Anyway, I’ll set the scene. Jen and I had gone to see a game in the Northumberland FA Minor Cup. I’ve no real idea what the Minor Cup is or whether the Northumberland FA have a more Major Cup, but the location, Druid Park, was somewhere that I’d not been to before.

The game was hosted by Fawdon, who are in the third division of the Northern Alliance League. The visitors were Heaton Stannington A, who are one division above them in the same league. That meant that we were seeing a contest between clubs from the thirteenth and fourteenth tiers of the English pyramid.

Fawdon were in a Newcastle style kit and this confused me for a while as I’d understood that those were Heaton’s colours. On this occasion though, Heaton were dressed up as Barcelona. There wasn’t much of a crowd. I counted twenty people watching on the dugout side but some of them may have been subs or passers-by. Jen and I had the other three sides of the ground to ourselves and we watched from an empty covered stand that was probably sufficient for another two hundred and fifty others.

The ref had been strict early on, warning someone that “more chat and you’ll spend the rest of the game watching from the bench”. Refs get a lot of stick at this level, at all levels in fact, and it was good to see him laying down the law. His job wasn’t made any easier by the fact that his linesmen were drawn from the ranks of the subs and couldn’t be relied upon to be either impartial or attentive. When they weren’t flagging for bogus offsides one lino was keen to practice his keepy-uppies whilst the other spent more time checking his phone than following the game.

With fifteen minutes gone one of the Heaton central defenders said something that the ref took exception to and was shown a straight red. This caused one or two of his team mates to critically comment on the decision and at that point the ref decided that enough was enough. He strode away towards the dressing room waving his arms as if stood over a stricken boxer who was in no condition to carry on.

It seemed as if the game had been abandoned. One player removed his shirt, another had a fag and the remainder either joined the lino in checking their phones or wandered around aimlessly whilst miserably contemplating whether the now-free afternoon might have to be spent at the likes of IKEA instead.

A player was sent indoors to negotiate and after about five minutes the ref returned and the game resumed.
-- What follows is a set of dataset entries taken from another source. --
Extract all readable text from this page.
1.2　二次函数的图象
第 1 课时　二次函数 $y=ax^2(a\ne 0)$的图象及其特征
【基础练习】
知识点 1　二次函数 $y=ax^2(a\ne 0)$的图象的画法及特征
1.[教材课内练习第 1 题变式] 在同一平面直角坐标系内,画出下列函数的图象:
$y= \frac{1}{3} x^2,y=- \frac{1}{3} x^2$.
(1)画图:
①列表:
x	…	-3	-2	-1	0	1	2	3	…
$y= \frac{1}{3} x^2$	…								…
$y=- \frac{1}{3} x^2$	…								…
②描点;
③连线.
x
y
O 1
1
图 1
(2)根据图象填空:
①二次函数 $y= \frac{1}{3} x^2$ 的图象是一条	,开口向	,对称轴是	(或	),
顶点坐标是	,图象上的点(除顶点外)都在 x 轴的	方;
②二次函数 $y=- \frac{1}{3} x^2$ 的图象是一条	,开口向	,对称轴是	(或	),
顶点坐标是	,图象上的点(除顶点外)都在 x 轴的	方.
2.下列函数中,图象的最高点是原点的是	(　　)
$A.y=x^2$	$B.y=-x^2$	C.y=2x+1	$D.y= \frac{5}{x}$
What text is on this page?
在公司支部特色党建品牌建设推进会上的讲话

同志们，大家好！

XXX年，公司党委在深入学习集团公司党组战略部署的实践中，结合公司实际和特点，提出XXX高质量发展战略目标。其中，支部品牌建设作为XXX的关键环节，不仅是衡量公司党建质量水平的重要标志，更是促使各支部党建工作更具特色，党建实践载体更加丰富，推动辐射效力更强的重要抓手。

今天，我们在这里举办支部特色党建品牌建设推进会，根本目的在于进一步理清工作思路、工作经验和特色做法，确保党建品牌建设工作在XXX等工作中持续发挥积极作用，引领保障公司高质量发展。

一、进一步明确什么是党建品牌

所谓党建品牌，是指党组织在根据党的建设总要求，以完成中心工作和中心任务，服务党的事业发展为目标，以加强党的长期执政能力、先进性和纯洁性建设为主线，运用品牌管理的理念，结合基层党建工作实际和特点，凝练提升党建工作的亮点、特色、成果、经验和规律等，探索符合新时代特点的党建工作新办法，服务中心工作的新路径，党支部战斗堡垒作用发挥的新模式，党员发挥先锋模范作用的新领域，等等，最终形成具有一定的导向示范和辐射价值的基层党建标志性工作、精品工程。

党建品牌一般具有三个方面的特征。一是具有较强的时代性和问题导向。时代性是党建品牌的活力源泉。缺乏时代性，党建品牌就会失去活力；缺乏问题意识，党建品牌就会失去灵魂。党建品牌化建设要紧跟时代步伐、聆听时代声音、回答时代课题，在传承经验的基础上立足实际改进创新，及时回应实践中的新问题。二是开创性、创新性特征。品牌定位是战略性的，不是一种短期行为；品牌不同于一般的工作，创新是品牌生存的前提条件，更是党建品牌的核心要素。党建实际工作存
The players were extremely polite thereafter, with a few comments of “well done ref” and even one of “you’re the boss”.  The missing five minutes were then ignored for the purposes of adding time with only a single minute extra played in the first half. Presumably the pitch was booked for afterwards by someone else and there wasn’t time for it.

Whilst the new respectful manner was impressive the play wasn’t with passes frequently miss-hit and balls often mis-controlled. Fawdon had a few chances in the closing minutes but the away keeper was on form and it finished goalless.

The Heaton keeper then had a chance to be a hero in the subsequent penalty shoot-out after making the first save. However, his own penalty was saved by his opposite number who up until that point had only looked likely to save a goal bound shot if it were to inadvertently smack him in the chops. Fawdon took the win and a place in the next round.